Posts Tagged ‘Texas-Poker-PAC’

Reunion Casino?

by , Sep 7, 2006 | 11:16 pm

The wheels are turning, Jerry. The city of Dallas is trying to figure out what to do with Reunion Arena — and next month the economic development committee will make recommendations. One strong possibilty: turning the house that Jim Spanarkle built into a casino. Cool. Awesome. I’d say that turning it into just a poker room would also be fine — but I don’t think those who are horrified by the idea of a full-blown casino would see the difference, nor the possibility for the amazing big events that we could hold.

Thanks, Mulry, for the link!

Of course all this hinges on legalizing casino gambling in some capacity in Texas. At least two of the four gubernatorial candidates are fully behind the idea — Kinky Friedman, and Carole Keeton Strayhorn (who understands Texas’ financial issues plenty well). But that’s not enough … so this is as good a time as any to remind you to make your contributions to the Texas Poker PAC (of which, full disclosure, in case you forgot, I am on its board).

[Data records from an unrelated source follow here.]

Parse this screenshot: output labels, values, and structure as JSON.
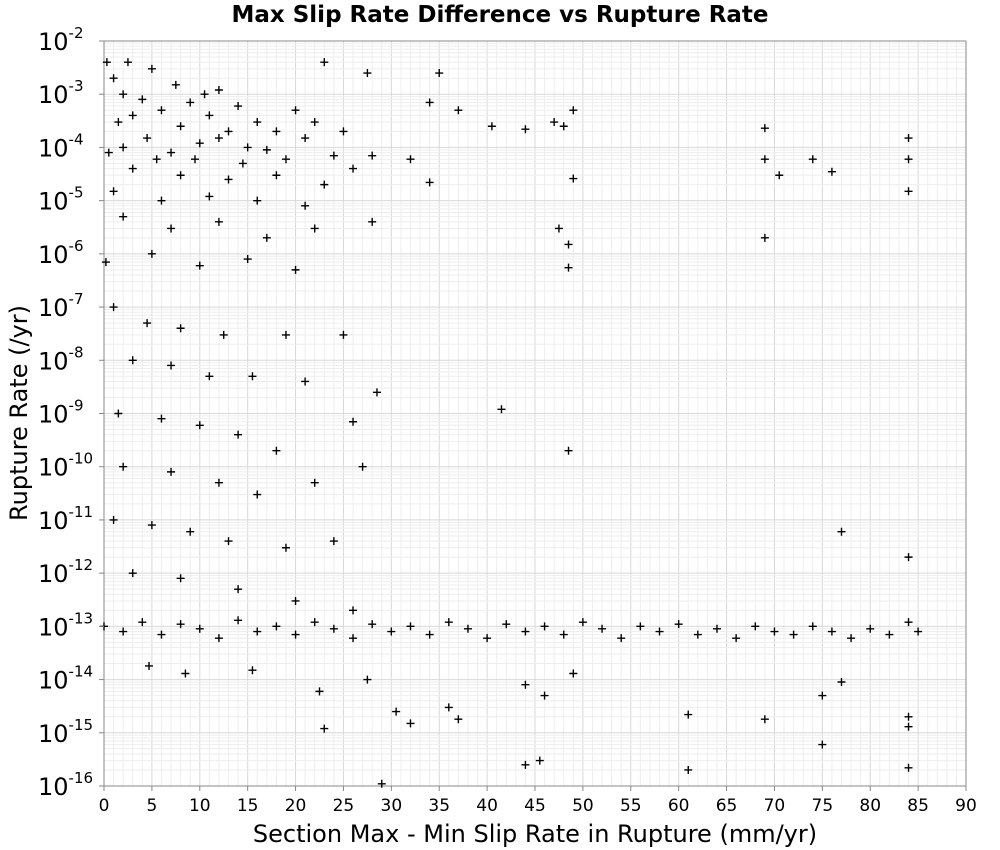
{
  "chart_data": {
    "type": "scatter",
    "title": "Max Slip Rate Difference vs Rupture Rate",
    "xlabel": "Section Max - Min Slip Rate in Rupture (mm/yr)",
    "ylabel": "Rupture Rate (/yr)",
    "x_scale": "linear",
    "y_scale": "log",
    "xlim": [
      0,
      90
    ],
    "ylim": [
      1e-16,
      0.01
    ],
    "x_ticks": [
      "0",
      "5",
      "10",
      "15",
      "20",
      "25",
      "30",
      "35",
      "40",
      "45",
      "50",
      "55",
      "60",
      "65",
      "70",
      "75",
      "80",
      "85",
      "90"
    ],
    "y_tick_bases": [
      "10",
      "10",
      "10",
      "10",
      "10",
      "10",
      "10",
      "10",
      "10",
      "10",
      "10",
      "10",
      "10",
      "10",
      "10"
    ],
    "y_tick_exponents": [
      "-16",
      "-15",
      "-14",
      "-13",
      "-12",
      "-11",
      "-10",
      "-9",
      "-8",
      "-7",
      "-6",
      "-5",
      "-4",
      "-3",
      "-2"
    ],
    "grid": true,
    "marker": "+",
    "marker_color": "#000000",
    "series": [
      {
        "points": [
          [
            0.3,
            0.004
          ],
          [
            2.5,
            0.004
          ],
          [
            5,
            0.003
          ],
          [
            23,
            0.004
          ],
          [
            27.5,
            0.0025
          ],
          [
            35,
            0.0025
          ],
          [
            1,
            0.002
          ],
          [
            7.5,
            0.0015
          ],
          [
            10.5,
            0.001
          ],
          [
            12,
            0.0012
          ],
          [
            2,
            0.001
          ],
          [
            4,
            0.0008
          ],
          [
            9,
            0.0007
          ],
          [
            14,
            0.0006
          ],
          [
            20,
            0.0005
          ],
          [
            34,
            0.0007
          ],
          [
            37,
            0.0005
          ],
          [
            49,
            0.0005
          ],
          [
            3,
            0.0004
          ],
          [
            6,
            0.0005
          ],
          [
            11,
            0.0004
          ],
          [
            16,
            0.0003
          ],
          [
            22,
            0.0003
          ],
          [
            1.5,
            0.0003
          ],
          [
            8,
            0.00025
          ],
          [
            13,
            0.0002
          ],
          [
            18,
            0.0002
          ],
          [
            25,
            0.0002
          ],
          [
            48,
            0.00025
          ],
          [
            44,
            0.00022
          ],
          [
            40.5,
            0.00025
          ],
          [
            47,
            0.0003
          ],
          [
            69,
            0.00023
          ],
          [
            4.5,
            0.00015
          ],
          [
            10,
            0.00012
          ],
          [
            15,
            0.0001
          ],
          [
            21,
            0.00015
          ],
          [
            2,
            0.0001
          ],
          [
            7,
            8e-05
          ],
          [
            12,
            0.00015
          ],
          [
            17,
            9e-05
          ],
          [
            24,
            7e-05
          ],
          [
            28,
            7e-05
          ],
          [
            32,
            6e-05
          ],
          [
            84,
            0.00015
          ],
          [
            0.5,
            8e-05
          ],
          [
            5.5,
            6e-05
          ],
          [
            9.5,
            6e-05
          ],
          [
            14.5,
            5e-05
          ],
          [
            19,
            6e-05
          ],
          [
            26,
            4e-05
          ],
          [
            84,
            6e-05
          ],
          [
            69,
            6e-05
          ],
          [
            74,
            6e-05
          ],
          [
            76,
            3.5e-05
          ],
          [
            70.5,
            3e-05
          ],
          [
            49,
            2.6e-05
          ],
          [
            3,
            4e-05
          ],
          [
            8,
            3e-05
          ],
          [
            13,
            2.5e-05
          ],
          [
            18,
            3e-05
          ],
          [
            23,
            2e-05
          ],
          [
            34,
            2.2e-05
          ],
          [
            84,
            1.5e-05
          ],
          [
            1,
            1.5e-05
          ],
          [
            6,
            1e-05
          ],
          [
            11,
            1.2e-05
          ],
          [
            16,
            1e-05
          ],
          [
            21,
            8e-06
          ],
          [
            2,
            5e-06
          ],
          [
            7,
            3e-06
          ],
          [
            12,
            4e-06
          ],
          [
            17,
            2e-06
          ],
          [
            22,
            3e-06
          ],
          [
            28,
            4e-06
          ],
          [
            47.5,
            3e-06
          ],
          [
            48.5,
            1.5e-06
          ],
          [
            69,
            2e-06
          ],
          [
            0.2,
            7e-07
          ],
          [
            5,
            1e-06
          ],
          [
            10,
            6e-07
          ],
          [
            15,
            8e-07
          ],
          [
            20,
            5e-07
          ],
          [
            48.5,
            5.5e-07
          ],
          [
            1,
            1e-07
          ],
          [
            4.5,
            5e-08
          ],
          [
            8,
            4e-08
          ],
          [
            12.5,
            3e-08
          ],
          [
            19,
            3e-08
          ],
          [
            25,
            3e-08
          ],
          [
            3,
            1e-08
          ],
          [
            7,
            8e-09
          ],
          [
            11,
            5e-09
          ],
          [
            15.5,
            5e-09
          ],
          [
            21,
            4e-09
          ],
          [
            28.5,
            2.5e-09
          ],
          [
            1.5,
            1e-09
          ],
          [
            6,
            8e-10
          ],
          [
            10,
            6e-10
          ],
          [
            14,
            4e-10
          ],
          [
            18,
            2e-10
          ],
          [
            26,
            7e-10
          ],
          [
            41.5,
            1.2e-09
          ],
          [
            48.5,
            2e-10
          ],
          [
            2,
            1e-10
          ],
          [
            7,
            8e-11
          ],
          [
            12,
            5e-11
          ],
          [
            16,
            3e-11
          ],
          [
            22,
            5e-11
          ],
          [
            27,
            1e-10
          ],
          [
            1,
            1e-11
          ],
          [
            5,
            8e-12
          ],
          [
            9,
            6e-12
          ],
          [
            13,
            4e-12
          ],
          [
            19,
            3e-12
          ],
          [
            24,
            4e-12
          ],
          [
            3,
            1e-12
          ],
          [
            8,
            8e-13
          ],
          [
            14,
            5e-13
          ],
          [
            20,
            3e-13
          ],
          [
            26,
            2e-13
          ],
          [
            77,
            6e-12
          ],
          [
            84,
            2e-12
          ],
          [
            0,
            1e-13
          ],
          [
            2,
            8e-14
          ],
          [
            4,
            1.2e-13
          ],
          [
            6,
            7e-14
          ],
          [
            8,
            1.1e-13
          ],
          [
            10,
            9e-14
          ],
          [
            12,
            6e-14
          ],
          [
            14,
            1.3e-13
          ],
          [
            16,
            8e-14
          ],
          [
            18,
            1e-13
          ],
          [
            20,
            7e-14
          ],
          [
            22,
            1.2e-13
          ],
          [
            24,
            9e-14
          ],
          [
            26,
            6e-14
          ],
          [
            28,
            1.1e-13
          ],
          [
            30,
            8e-14
          ],
          [
            32,
            1e-13
          ],
          [
            34,
            7e-14
          ],
          [
            36,
            1.2e-13
          ],
          [
            38,
            9e-14
          ],
          [
            40,
            6e-14
          ],
          [
            42,
            1.1e-13
          ],
          [
            44,
            8e-14
          ],
          [
            46,
            1e-13
          ],
          [
            48,
            7e-14
          ],
          [
            50,
            1.2e-13
          ],
          [
            52,
            9e-14
          ],
          [
            54,
            6e-14
          ],
          [
            56,
            1e-13
          ],
          [
            58,
            8e-14
          ],
          [
            60,
            1.1e-13
          ],
          [
            62,
            7e-14
          ],
          [
            64,
            9e-14
          ],
          [
            66,
            6e-14
          ],
          [
            68,
            1e-13
          ],
          [
            70,
            8e-14
          ],
          [
            72,
            7e-14
          ],
          [
            74,
            1e-13
          ],
          [
            76,
            8e-14
          ],
          [
            78,
            6e-14
          ],
          [
            80,
            9e-14
          ],
          [
            82,
            7e-14
          ],
          [
            84,
            1.2e-13
          ],
          [
            85,
            8e-14
          ],
          [
            4.7,
            1.8e-14
          ],
          [
            8.5,
            1.3e-14
          ],
          [
            15.5,
            1.5e-14
          ],
          [
            22.5,
            6e-15
          ],
          [
            23,
            1.2e-15
          ],
          [
            27.5,
            1e-14
          ],
          [
            30.5,
            2.5e-15
          ],
          [
            32,
            1.5e-15
          ],
          [
            36,
            3e-15
          ],
          [
            37,
            1.8e-15
          ],
          [
            44,
            8e-15
          ],
          [
            46,
            5e-15
          ],
          [
            49,
            1.3e-14
          ],
          [
            61,
            2.2e-15
          ],
          [
            69,
            1.8e-15
          ],
          [
            75,
            5e-15
          ],
          [
            77,
            9e-15
          ],
          [
            84,
            2e-15
          ],
          [
            75,
            6e-16
          ],
          [
            84,
            1.3e-15
          ],
          [
            44,
            2.5e-16
          ],
          [
            45.5,
            3e-16
          ],
          [
            61,
            2e-16
          ],
          [
            84,
            2.2e-16
          ],
          [
            29,
            1.1e-16
          ]
        ]
      }
    ]
  }
}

Click below to see the comments left on The Dallas Morning News website about the article … and you’ll get a better sense of the fight ahead.


Re: How a thought becomes a law

by , Jun 26, 2006 | 6:14 pm

Lavigne in Austin writes in about the state of poker movements in Austin and elsewhere:

Re: How a thought becomes a law

Nice post. Thanks for the props. It is important that we keep giving the media clear messaging regarding poker and the fight to regulate it. They are all too willing to lump us in with the rest of the gambling talk.

I can tell you from my discussions with legislators and lobbyists pushing for various levels of gambling that we need to make sure that poker is kept separate. the only way we get decent poker in texas is through it being held in a separate class or, we allow full on casinos. I don’t think we are close to getting casinos, so for the time being we have to work on getting just poker rooms.

the fight will not just be as to whether or not we get poker, but who gets to run the rooms. Are bars allowed to have tables? who can hold charity tournaments? do we put tables in bingo halls? racetracks? or can we get separate rooms? if we get separate rooms, who will be eligeable to get licensed as operators, distributors of poker equipment etc…?

these are just a few of the questions that are being discussed right now. we need to have the full participation of the rooms or those who want to operate rooms.

Here in Austin a group called the Texas Card Player Association has formed. Several of these guys want to run rooms and are also interested in protecting the integrity of the game (avoiding a fiasco like FL).

I am on the TCPA board now as well. These guys are putting their $$ where their mouths are too. they make regular contributions to keep the organization going and are working hand in hand with the Poker PAC.

Dallas rooms should get on board now and help guide this movement. I know they have a lot historical and practical knowledge about running a good room that could be used to write good law.

Thanks for keeping the fight up in Dallas.


Thank you, Lavigne. And I, too, know a thing or two about the media … and these will be some of the decisions players face in the coming weeks/months … how big of a fight do they want to pick? While law and media perception go hand-in-hand, they are often two very different things.

How a Thought Becomes a Law

by , | 12:39 pm

And with proper discourse, so the wheels begin to turn … check out the Bud Kennedy column in the Fort Worth Star-Telegram about the prospects for more-legal gambling in Texas.

As I started reading, I began to grumble a bit … it didn’t seem like poker was being separated from slot machines in the discussion. But thankfully (you’ll see about halfway down the story) Lavigne in Austin steps up to bring the possibility of small, non-Harrah’s poker rooms into the equation.

I know a lot of poker rooms around town fear that legalized poker would actually put them out of business … but that’s not necessarily true. Future gambling bills are just starting to be written. The Texas Poker PAC is already aware of these concerns, and is working with the bill-writers (and other political entities) to address them accordingly in any future legislation. Local poker rooms (particularly the good ones) really should be making some regular contributions. It’s in their own selfish interest. And beyond that, $500 a month would go a long way toward looking out for the long-term interests of their players.